Apa kabarmu hari ini, Taruna? Ingatkah kamu, hari ini, empat tahun yang lalu? Tahun 2009. Saat aku baru memasuki kampus baruku. Engkau yang juga belum lama menduduki jabatan sebagai senior guru, sudah lama tidak berkabar, dan sering aku gosipkan tidak lagi mencintaiku, memutuskan untuk pergi menjauh. Desember yang abu-abu. Tidak tahu apakah keputusanku ini benar atau salah. Tidak tahu dimanakah letak kesalahan kita. Untuk tidak menghubungimu dua minggu setelah itu. Tahukah kamu, Taruna? Aku yang sebenarnya menunggu kamu lebih dulu menghampiriku. Aku adalah orang yang kalah, kalah oleh gengsiku sendiri. Maafkan aku.

Apa kabarmu hari ini, Srikandi? Ingatkah kamu, hari ini, empat tahun yang lalu? Tahun 2009. Saat kamu baru memasuki kampus barumu. Kamu sangat bahagia saat itu. Mengenal teman-teman baru, mendapat banyak pelajaran tentang teori dasar filsafat yang selama ini engkau idam-idamkan. Engkau seperti anak kecil yang baru saja menginjak bangku sekolah. Lucu sekali. Saat itu, aku yang juga belum lama menduduki jabatan sebagai senior guru, sudah lama tidak memberi kabar padamu, dan sering engkau gosipkan tidak lagi mencintaimu, lalu memutuskan untuk pergi menjauh. Padahal kamu tidak tahu, bahwa akulah yang selalu mencintaimu hingga sum-sum. Cabut tulangku bila aku hendak pergi menjauh darimu! Desember yang sangat hitam. Tidak tahu apakah keputusanku ini benar atau salah. Untuk tidak menghubungimu dua minggu setelah itu. Tahukah kamu, Srikandi? Aku yang sebenarnya menunggu kamu lebih dulu menghampiriku. Aku adalah orang yang kalah, kalah oleh gengsiku sendiri. Maafkan aku.

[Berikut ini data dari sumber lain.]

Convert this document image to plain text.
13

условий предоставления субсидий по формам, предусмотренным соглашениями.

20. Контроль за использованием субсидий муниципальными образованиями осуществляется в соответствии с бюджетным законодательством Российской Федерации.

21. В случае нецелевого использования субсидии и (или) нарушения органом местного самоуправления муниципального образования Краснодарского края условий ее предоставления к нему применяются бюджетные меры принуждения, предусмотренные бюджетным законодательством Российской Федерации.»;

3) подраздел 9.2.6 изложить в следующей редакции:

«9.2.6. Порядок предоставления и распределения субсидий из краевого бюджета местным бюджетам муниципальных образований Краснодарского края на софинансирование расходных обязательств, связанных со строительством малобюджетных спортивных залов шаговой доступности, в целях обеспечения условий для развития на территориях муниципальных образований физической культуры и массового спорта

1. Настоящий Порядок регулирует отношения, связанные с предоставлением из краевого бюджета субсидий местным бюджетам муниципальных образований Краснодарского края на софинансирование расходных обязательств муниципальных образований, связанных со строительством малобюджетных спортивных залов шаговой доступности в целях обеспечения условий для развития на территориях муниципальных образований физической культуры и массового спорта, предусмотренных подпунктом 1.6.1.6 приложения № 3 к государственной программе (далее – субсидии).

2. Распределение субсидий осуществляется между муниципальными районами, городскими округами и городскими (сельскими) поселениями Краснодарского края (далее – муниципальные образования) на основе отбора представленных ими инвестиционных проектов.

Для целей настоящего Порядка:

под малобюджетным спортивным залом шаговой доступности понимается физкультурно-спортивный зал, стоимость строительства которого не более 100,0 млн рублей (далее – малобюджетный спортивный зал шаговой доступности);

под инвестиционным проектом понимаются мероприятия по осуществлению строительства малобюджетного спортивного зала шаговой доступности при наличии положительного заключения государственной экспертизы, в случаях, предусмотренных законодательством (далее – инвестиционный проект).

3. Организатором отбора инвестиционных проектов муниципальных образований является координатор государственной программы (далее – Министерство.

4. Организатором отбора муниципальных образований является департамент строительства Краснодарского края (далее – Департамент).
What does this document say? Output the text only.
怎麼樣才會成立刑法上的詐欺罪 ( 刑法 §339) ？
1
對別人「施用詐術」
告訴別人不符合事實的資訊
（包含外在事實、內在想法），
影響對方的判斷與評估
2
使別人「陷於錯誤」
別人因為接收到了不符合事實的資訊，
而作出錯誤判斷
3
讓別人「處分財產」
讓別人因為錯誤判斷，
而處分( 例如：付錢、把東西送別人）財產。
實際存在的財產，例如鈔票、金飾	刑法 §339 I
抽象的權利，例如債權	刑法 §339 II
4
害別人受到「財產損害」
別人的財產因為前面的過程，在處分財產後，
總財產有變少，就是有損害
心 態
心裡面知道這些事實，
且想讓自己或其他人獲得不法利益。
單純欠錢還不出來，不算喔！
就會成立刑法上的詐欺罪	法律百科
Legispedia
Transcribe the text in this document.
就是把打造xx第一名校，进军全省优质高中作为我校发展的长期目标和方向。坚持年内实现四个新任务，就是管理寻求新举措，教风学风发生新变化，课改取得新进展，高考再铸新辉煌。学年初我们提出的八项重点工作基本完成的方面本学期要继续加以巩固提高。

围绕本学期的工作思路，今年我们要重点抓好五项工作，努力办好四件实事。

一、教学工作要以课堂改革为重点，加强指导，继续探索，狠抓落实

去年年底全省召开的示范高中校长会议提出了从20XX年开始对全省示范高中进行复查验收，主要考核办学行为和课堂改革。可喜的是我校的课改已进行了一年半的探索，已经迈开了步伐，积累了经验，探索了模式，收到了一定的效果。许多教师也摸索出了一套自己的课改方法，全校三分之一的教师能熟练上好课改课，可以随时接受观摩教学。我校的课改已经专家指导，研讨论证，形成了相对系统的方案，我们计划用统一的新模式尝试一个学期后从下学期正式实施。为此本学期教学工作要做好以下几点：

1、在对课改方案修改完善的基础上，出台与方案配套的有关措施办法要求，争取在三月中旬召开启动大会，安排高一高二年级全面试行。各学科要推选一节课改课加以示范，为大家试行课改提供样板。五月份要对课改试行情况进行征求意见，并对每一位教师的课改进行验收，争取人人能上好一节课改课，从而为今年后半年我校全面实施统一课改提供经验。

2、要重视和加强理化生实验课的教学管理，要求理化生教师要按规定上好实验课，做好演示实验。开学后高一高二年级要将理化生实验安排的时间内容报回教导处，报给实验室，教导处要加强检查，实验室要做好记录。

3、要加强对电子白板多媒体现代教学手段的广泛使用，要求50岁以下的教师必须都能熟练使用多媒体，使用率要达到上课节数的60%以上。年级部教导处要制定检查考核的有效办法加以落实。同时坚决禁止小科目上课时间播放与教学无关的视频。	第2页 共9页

Aku menangis hingga Desember berakhir. Desember 2013. Ya, hari ini. Aku masih menangis. Di saat segala teknologi sudah memancar. Komunikasi menjadi jauh lebih lancar, kita sudah tidak lagi menjadi pasangan. Kamu sudah memilih untuk mengganti cincin dengan inisial “S” di jari kirimu, dengan cincin berinisial “R.” mengapa huruf “R” yang engkau letakkan sebagai setelahku? Harusnya huruf  “T” bukan! Harusnya tidak pernah tergantikan…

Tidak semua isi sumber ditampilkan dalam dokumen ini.